Kisah Nenek Mbaru Br Ginting: Srikandi Karo yang Menantang Ledakan Bom Demi Kemerdekaan Indonesia

Kisah nyata pejuang wanita asal Karo, Nenek Mbaru Br Ginting, yang berani merakit bom dan bertempur di garis depan melawan Jepang dan Sekutu. Sebuah cerita heroik tentang keberanian, cinta tanah air, dan pengorbanan abadi.
Kisah Penuh Api Perjuangan Nenek Mbaru Br Ginting
Di tanah berhawa dingin Tigapanah, Karo, suara tembakan dan dentuman bom dulu pernah menjadi nyanyian malam. Di tengah kobaran api perjuangan itu, berdirilah sosok wanita perkasa — Nenek Mbaru Br Ginting, seorang tentara wanita Indonesia yang menolak tunduk pada penjajahan.
Perjuangannya dimulai dari Desa Ergaji, tak jauh dari Desa Lambar Kecamatan Tigapanah, tempat ia pertama kali membuka mata melihat dunia. Dari tanah Karo yang subur, tumbuh keberanian luar biasa yang kelak membuatnya dikenal sebagai Srikandi Pejuang Tanah Air.
Wanita Karo di Barisan Depan
Saat banyak perempuan memilih berlindung, Nenek Mbaru justru melangkah ke garis depan. Letnan Jenderal Djamin Ginting, sepupunya sendiri, menempatkannya di medan tempur paling berbahaya — barisan depan perang melawan Jepang dan Sekutu.
Dua nama melekat di pundaknya: Srikandi dan Sindo — bukan sekadar panggilan, tapi simbol kehormatan. Ia tak peduli politik atau jabatan; baginya, perjuangan hanyalah tentang satu hal: membela Indonesia dengan seluruh jiwa dan raga.
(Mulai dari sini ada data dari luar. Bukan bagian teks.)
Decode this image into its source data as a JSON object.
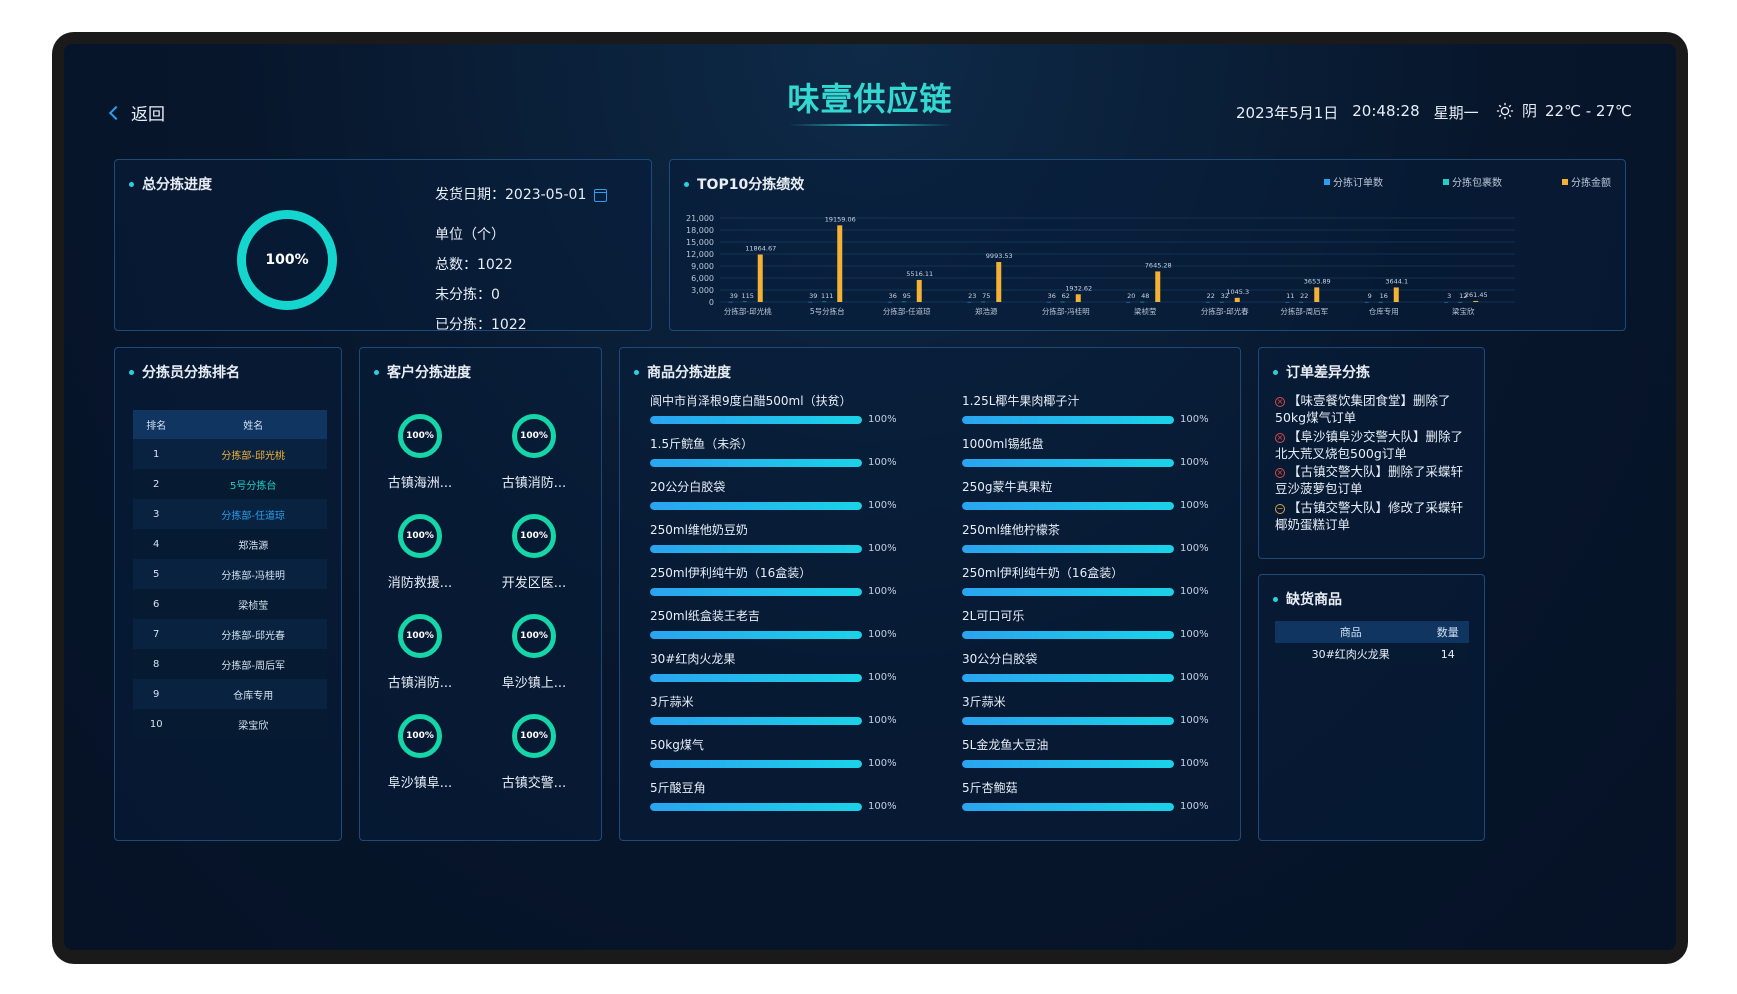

Pelatihan Maut: Belajar Merakit Bom dengan Nyawa Taruhan
“Kalau ditarik sumbunya, langsung keluar apinya. Kalau ditahan, bisa mati di tangan sendiri,” kata Nenek Mbaru lirih. Tapi dari nada suaranya, tak ada rasa takut — hanya kenangan pada masa yang membakar semangatnya dulu.
Di bawah komando Djamin Ginting, ia berlatih keras. Menarik sumbu bom, mengetuknya ke tanah tiga kali, lalu melemparkannya tepat ke arah musuh. Latihan itu bukan sekadar disiplin militer; itu adalah tarian hidup dan mati, antara keberanian dan ketakutan, antara cinta dan kehilangan.
Perang Melawan Tank dengan Tangan Sendiri
Dalam satu pertempuran, mereka hanya berjumlah 16 orang tentara, dengan enam pucuk senjata seadanya. Sisanya, termasuk Nenek Mbaru, hanya membawa bom tangan sederhana.
Namun, dalam genggaman kecil itulah tersimpan kekuatan besar — ledakan yang mengguncang musuh, bom rakitan tangan wanita Karo yang tak gentar menghadapi tank-tank raksasa milik Sekutu dan Jepang.
“Kalau tidak kami lempar, kami yang mati,” ucapnya. Sebuah kalimat sederhana yang menyimpan makna perjuangan abadi.
Api Patriotisme yang Tak Pernah Padam
Kini, di usia senjanya, Nenek Mbaru tinggal di Desa Salit, membawa luka, kenangan, dan kebanggaan yang tak ternilai. Tubuhnya mungkin lemah, tapi api patriotismenya tetap menyala, seperti sumbu bom yang dulu ia nyalakan demi Indonesia.
Ia bukan sekadar saksi sejarah — ia adalah bagian dari denyut nadi bangsa. Dari prase Karo yang penuh makna, dari tangan perempuan yang menggenggam bom, lahirlah keberanian yang membentuk kemerdekaan kita hari ini.
🌺 Pesan dari Tanah Karo
Kisah Nenek Mbaru Br Ginting adalah pengingat bahwa perempuan Indonesia bukan hanya penjaga rumah, tetapi juga penjaga negeri. Ia mengajarkan kita bahwa keberanian tak mengenal gender, dan cinta tanah air bisa menyala dari desa kecil di lereng gunung hingga ke seluruh penjuru nusantara.